# You are hereUIA Employers Taxes & Tax Credits

## Account Building Component (ABC)

Unemployment insurance, like any insurance system, uses past experience to try to achieve solvency for the insurance system.  In the case of unemployment insurance, the Account Building Component serves this purpose.  It does this by comparing an employer's individual account (the Actual Reserve) with the statewide average UIA employer account.  It then takes into consideration each employer's total payroll for the 12-month period ending the previous June 30.

Specifically, the calculation works as follows:  Subtract the Actual Reserve from the Required Reserve, multiply the result by 0.50% in 2003 (0.25% from 1998-2002, or 0.5% 1997 and prior), and then divide the result of all of the above by total payroll for the 12-month period ending the previous June 30.

The Actual Reserve is all the money an employer has paid in taxes to the UIA (based on the ABC and CBC components) since the business began, minus all the benefits that have been charged to the employer's account since the business began.  In other words, it is the "net amount" in an employer's UIA account, and may be either a positive (+) or a negative (-) number.  If negative, the employer is known as a "negative balance employer."

Form UIA 1771, Tax Rate Determination for Calendar Year 20__, shows all taxes paid to the employer's account and all benefits charged against the account for the current computation period.

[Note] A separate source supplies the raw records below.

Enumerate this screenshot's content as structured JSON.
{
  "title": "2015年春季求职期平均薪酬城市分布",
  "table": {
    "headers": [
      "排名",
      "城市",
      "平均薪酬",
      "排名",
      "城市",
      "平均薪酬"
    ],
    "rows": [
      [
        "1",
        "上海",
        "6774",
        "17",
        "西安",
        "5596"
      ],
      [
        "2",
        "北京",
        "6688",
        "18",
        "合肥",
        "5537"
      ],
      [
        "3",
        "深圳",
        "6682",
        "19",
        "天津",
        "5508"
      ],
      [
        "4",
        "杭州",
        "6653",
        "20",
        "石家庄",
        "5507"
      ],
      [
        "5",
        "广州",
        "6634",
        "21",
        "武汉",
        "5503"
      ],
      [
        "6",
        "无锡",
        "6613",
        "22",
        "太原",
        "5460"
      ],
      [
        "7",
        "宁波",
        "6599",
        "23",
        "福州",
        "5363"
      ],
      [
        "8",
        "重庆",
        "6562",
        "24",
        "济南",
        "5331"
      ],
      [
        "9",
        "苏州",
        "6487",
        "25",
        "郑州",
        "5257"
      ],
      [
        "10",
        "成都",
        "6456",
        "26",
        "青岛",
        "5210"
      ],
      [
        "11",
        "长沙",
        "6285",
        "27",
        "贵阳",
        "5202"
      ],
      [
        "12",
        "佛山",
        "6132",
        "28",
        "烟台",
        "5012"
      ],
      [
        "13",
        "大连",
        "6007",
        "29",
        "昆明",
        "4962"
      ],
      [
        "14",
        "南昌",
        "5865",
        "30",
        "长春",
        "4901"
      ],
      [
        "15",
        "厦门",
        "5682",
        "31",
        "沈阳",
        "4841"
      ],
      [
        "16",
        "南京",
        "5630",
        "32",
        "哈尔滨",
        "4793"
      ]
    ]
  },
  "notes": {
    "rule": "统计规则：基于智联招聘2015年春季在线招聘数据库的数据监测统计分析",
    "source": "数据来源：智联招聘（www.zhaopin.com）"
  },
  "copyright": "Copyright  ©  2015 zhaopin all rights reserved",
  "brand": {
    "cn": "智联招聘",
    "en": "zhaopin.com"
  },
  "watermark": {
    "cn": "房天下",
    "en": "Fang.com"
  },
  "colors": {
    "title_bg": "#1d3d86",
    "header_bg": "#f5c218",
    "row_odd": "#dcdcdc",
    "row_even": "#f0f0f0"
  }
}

The Required Reserve is calculated by taking the employer's total payroll for the 12 months ending the previous June 30, and multiplying that amount by 3.75% (0.0375).

To summarize, the Account Building Component is figured like this:

For 2003

ABC = [(Required Reserve) - (Actual Reserve)] X .5

12 months of total payroll

From 1998 through 2002

ABC = [(Required Reserve) - (Actual Reserve)] X .25

12 months of total payroll

For 1997 and prior

ABC = [(Required Reserve) - (Actual Reserve)] X.5

12 months of total payroll

The result is rounded up to the next higher one tenth of one percent (0.1%).  The amount of the Account Building Component is limited, and cannot exceed (3% for 2003 (2% from 1998 through 2002 and 3% for 1997 and prior).

Because the Account Building Component is rounded up, a small voluntary payment to the UIA can make a difference in the employer's tax liability.  It is generally not cost-effective to use a voluntary payment to try to reduce the Account Building Component by more than 0.1%.  Once made, a voluntary payment is irrevocable.  If paid, it must be received by the UIA within 30 days of the mailing of the annual tax rate notice (Form UIA 1771) but in no event later than 120 days after the beginning of the calendar year.  Please see the "Voluntary Payment Worksheet" later in this overview to see if a voluntary payment could benefit you.